Ce que ça change pour une PME

  • Une faille du pilote réseau afd.sys, présente sur toutes les versions de Windows encore maintenues, est activement exploitée : elle sert à prendre les pleins droits sur une machine déjà compromise.
  • Elle ne s'attrape pas de l'extérieur : il faut d'abord qu'un attaquant ait mis un pied dans la machine, typiquement par un e-mail piégé.
  • Windows Update installe le correctif automatiquement sur un poste ou un serveur configuré par défaut — vérifiez simplement qu'aucun serveur ne traîne avec les mises à jour en pause depuis des semaines.
  • Deux autres failles rendues publiques ce mois-ci ne sont pas encore exploitées, mais le seront probablement : pas de raison d'attendre pour les corriger.

Microsoft a publié le 11 août son lot mensuel de correctifs : 398 failles selon le décompte de Krebs on Security et de Tenable, que BleepingComputer arrondit à 400. Parmi elles, une seule est signalée par Microsoft comme activement exploitée avant même la sortie du correctif — c'est celle qui doit retenir l'attention d'une PME qui n'a pas d'équipe pour trier les 397 autres.

La faille exploitée : afd.sys, un pilote présent sur toutes les machines

La vulnérabilité, cataloguée CVE-2026-68820, touche l'Ancillary Function Driver for WinSock (afd.sys), le composant du noyau Windows qui gère les connexions réseau — un pilote présent par défaut sur tous les postes et serveurs Windows encore sous maintenance, du poste de bureau au serveur de fichiers. Il s'agit d'un défaut de type use-after-free, une catégorie de bug où le programme continue d'utiliser une zone de mémoire déjà libérée ; en la manipulant au bon moment, un attaquant peut faire exécuter son propre code avec les droits du système.

Le score CVSS retenu est de 7,0 sur 10, ce qui n'en fait pas la faille la plus grave du lot. Quatre autres atteignent 9,8, le maximum pratique pour une exécution de code à distance sans authentification. Elles touchent le serveur DNS Windows (CVE-2026-62878), les services de déploiement (CVE-2026-62893), l'implémentation Microsoft du protocole QUIC (CVE-2026-62815) et le HPC Pack. Aucune des quatre n'est, à la connaissance de Microsoft, exploitée à ce jour. La CVE-2026-68820, elle, l'est déjà — ce qui la rend prioritaire malgré son score plus bas.

L'exploitation demande un accès préalable : ce n'est pas une faille qu'on déclenche depuis Internet sur une machine saine. L'attaquant doit d'abord avoir obtenu une exécution de code sur le poste, par exemple via un document piégé ouvert par un salarié. La faille sert ensuite de deuxième étape, pour passer d'un compte utilisateur standard aux pleins droits système. C'est le schéma classique d'une intrusion en plusieurs temps : le phishing ouvre la porte, la faille du noyau permet de s'y installer durablement.

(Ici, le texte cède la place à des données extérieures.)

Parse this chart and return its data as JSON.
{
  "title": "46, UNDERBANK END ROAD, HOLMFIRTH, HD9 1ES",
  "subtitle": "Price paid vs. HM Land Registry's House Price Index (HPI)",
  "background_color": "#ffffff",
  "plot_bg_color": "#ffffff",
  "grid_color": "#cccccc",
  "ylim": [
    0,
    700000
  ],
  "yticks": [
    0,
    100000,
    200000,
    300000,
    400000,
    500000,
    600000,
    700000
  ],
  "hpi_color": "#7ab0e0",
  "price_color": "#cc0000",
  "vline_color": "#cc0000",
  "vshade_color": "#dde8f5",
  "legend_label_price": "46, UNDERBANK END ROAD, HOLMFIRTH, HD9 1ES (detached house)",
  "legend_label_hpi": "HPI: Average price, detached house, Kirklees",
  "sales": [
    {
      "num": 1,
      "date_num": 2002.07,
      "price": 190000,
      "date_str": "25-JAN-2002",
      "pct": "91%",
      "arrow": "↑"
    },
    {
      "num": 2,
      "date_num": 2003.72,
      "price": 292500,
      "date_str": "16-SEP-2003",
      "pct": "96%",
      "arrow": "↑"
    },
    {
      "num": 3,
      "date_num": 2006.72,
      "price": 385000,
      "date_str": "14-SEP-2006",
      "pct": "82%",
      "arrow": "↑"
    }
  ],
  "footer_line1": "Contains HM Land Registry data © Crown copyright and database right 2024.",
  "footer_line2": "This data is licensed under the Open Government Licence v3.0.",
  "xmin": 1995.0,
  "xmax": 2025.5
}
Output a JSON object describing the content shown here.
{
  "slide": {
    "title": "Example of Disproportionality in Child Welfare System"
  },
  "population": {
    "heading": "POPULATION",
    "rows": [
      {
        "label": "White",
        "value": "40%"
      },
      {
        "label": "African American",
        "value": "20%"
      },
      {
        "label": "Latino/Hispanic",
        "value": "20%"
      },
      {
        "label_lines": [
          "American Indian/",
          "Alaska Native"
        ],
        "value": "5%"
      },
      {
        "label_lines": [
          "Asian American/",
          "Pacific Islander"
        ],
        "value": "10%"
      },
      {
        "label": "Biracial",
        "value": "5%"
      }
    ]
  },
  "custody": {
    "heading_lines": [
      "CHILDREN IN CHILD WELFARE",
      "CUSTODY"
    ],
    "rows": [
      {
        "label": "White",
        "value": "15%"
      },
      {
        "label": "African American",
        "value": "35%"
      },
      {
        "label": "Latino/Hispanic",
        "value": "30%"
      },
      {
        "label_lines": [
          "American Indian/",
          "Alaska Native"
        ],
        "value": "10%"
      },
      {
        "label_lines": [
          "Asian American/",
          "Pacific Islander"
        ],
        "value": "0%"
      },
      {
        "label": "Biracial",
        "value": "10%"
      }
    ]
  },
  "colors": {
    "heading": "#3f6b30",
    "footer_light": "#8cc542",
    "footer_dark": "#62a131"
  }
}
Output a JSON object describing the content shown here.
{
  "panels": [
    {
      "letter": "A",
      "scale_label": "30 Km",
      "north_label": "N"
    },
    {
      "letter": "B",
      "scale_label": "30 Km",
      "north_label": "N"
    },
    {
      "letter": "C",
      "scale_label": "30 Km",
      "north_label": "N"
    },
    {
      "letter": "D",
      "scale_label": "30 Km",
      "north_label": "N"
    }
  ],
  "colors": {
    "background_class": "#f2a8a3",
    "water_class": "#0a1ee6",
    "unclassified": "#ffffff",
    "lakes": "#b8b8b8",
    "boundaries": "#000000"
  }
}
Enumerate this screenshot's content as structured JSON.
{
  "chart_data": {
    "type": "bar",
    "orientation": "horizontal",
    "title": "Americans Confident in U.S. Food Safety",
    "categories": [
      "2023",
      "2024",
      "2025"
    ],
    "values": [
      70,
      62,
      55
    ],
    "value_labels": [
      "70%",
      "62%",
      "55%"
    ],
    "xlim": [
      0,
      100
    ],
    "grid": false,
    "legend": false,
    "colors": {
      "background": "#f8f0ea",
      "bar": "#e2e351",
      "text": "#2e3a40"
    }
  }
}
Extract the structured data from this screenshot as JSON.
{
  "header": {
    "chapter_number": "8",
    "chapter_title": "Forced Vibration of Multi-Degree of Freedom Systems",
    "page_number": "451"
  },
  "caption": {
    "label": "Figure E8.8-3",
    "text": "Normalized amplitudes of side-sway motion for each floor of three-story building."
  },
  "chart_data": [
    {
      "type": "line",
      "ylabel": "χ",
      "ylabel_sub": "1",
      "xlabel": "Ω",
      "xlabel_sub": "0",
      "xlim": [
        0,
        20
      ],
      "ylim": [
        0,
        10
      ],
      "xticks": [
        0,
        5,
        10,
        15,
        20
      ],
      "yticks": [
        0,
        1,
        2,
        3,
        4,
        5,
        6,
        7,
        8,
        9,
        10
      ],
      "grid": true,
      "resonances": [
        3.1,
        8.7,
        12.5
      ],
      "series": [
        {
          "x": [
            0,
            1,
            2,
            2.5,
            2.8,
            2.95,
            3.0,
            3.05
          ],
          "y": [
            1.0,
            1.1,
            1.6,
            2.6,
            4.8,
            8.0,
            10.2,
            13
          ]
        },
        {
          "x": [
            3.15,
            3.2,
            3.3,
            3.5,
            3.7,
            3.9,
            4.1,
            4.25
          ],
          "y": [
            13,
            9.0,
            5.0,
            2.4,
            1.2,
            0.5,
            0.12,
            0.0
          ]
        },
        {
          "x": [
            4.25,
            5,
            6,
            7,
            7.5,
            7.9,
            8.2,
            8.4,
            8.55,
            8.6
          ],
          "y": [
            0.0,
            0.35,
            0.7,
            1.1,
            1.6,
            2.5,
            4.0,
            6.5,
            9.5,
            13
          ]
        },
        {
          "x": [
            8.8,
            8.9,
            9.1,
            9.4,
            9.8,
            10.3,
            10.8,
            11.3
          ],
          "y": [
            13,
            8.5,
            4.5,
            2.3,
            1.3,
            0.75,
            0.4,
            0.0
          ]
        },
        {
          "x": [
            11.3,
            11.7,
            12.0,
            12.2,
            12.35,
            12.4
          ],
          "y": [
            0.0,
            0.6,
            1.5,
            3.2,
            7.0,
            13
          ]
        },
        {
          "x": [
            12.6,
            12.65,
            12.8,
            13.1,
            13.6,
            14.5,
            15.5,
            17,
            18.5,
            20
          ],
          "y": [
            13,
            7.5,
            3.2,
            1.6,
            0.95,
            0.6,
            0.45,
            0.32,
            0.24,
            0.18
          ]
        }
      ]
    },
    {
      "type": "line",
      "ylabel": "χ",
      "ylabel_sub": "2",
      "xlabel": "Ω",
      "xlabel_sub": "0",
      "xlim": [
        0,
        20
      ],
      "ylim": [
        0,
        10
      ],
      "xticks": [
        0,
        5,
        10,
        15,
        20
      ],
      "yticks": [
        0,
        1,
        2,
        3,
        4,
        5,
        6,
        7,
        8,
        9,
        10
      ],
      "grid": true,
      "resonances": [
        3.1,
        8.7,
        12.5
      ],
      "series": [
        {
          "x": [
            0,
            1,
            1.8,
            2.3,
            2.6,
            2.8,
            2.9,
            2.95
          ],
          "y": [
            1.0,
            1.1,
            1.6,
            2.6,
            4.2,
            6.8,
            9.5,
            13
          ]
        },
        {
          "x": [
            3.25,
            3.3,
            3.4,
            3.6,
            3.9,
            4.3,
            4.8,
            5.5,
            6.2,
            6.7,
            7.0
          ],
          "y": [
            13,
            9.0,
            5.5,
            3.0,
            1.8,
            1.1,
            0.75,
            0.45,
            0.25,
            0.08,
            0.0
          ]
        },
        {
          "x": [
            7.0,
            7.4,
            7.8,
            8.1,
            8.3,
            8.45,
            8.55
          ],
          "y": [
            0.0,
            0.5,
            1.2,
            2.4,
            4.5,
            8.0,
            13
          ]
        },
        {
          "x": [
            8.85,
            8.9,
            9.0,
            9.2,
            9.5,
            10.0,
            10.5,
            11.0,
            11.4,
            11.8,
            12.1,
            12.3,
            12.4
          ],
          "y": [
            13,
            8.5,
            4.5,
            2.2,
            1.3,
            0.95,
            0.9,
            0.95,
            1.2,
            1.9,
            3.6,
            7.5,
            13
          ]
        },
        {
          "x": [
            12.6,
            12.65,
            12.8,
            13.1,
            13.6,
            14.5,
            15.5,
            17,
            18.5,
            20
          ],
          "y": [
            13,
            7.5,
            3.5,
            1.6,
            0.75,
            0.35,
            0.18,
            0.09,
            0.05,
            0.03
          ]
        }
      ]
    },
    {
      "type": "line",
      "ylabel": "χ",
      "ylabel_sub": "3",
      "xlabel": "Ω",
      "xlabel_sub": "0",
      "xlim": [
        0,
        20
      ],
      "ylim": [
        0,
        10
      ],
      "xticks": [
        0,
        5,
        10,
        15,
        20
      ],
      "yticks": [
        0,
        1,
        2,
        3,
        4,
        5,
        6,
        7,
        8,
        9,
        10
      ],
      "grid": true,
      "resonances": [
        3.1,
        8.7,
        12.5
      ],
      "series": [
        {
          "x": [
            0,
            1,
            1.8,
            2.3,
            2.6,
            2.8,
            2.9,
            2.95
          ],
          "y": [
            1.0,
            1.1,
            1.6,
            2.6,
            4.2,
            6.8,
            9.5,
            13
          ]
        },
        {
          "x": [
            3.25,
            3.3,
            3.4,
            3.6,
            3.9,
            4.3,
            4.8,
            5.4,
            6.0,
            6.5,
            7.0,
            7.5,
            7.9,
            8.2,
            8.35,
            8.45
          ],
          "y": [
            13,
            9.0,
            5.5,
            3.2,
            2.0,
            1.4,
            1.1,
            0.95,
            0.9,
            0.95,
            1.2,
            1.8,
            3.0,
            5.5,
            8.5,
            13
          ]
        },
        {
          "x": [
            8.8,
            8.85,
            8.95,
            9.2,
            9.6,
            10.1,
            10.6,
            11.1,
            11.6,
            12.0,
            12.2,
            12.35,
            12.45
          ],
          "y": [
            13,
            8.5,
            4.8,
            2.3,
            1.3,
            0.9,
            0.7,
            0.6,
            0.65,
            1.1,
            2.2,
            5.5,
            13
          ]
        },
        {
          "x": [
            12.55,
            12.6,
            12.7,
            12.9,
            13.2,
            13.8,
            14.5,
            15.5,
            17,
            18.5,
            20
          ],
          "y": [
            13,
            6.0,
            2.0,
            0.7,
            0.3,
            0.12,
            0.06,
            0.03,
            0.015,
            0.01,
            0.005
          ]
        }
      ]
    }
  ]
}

The Hacker News et BleepingComputer rapportent, en citant les chercheurs de Check Point, que cette faille aurait été exploitée par le groupe nord-coréen Lazarus pour déployer une nouvelle version de FudModule, un rootkit qui s'exécute au niveau du noyau et échappe aux antivirus classiques. Ce pilote a déjà connu plusieurs failles zero-day similaires depuis 2022, dont une exploitée par le même groupe en 2024.

Deux autres failles à surveiller, pas encore exploitées

Le lot d'août contient deux autres vulnérabilités rendues publiques avant leur correctif, sans preuve d'exploitation active pour l'instant : CVE-2026-62832, dans le service de profils utilisateur Windows, et CVE-2026-72971, un défaut de moindre impact. Krebs on Security note que la première pourrait être liée à une technique déjà documentée sous le nom « LegacyHive ». Une fois le détail technique public, elle a de bonnes chances d'être exploitée à son tour : le délai avant les premières tentatives se compte généralement en jours.

Ce qu'il faut vérifier aujourd'hui

Sur un parc Windows 11 et Windows Server administré normalement, Windows Update installe ce correctif sans intervention. Reste l'hygiène de base à vérifier :

À vérifierPourquoi
Les mises à jour Windows ne sont pas suspendues sur les serveursUne pause décidée pour éviter une régression finit souvent par durer des mois
Les postes restés éteints ces derniers jours reçoivent le correctif à leur prochain démarrageWindows Update n'agit pas sur une machine hors tension
Les serveurs qui tournent encore sur une version de Windows Server sortie de supportCes machines ne recevront jamais ce correctif — c'est un signal pour planifier leur remplacement

Aucune des sources consultées n'indique de contournement en cas d'impossibilité d'appliquer le correctif dans l'immédiat : Microsoft ne propose pas d'atténuation alternative pour cette faille, seule l'installation de la mise à jour de sécurité la corrige.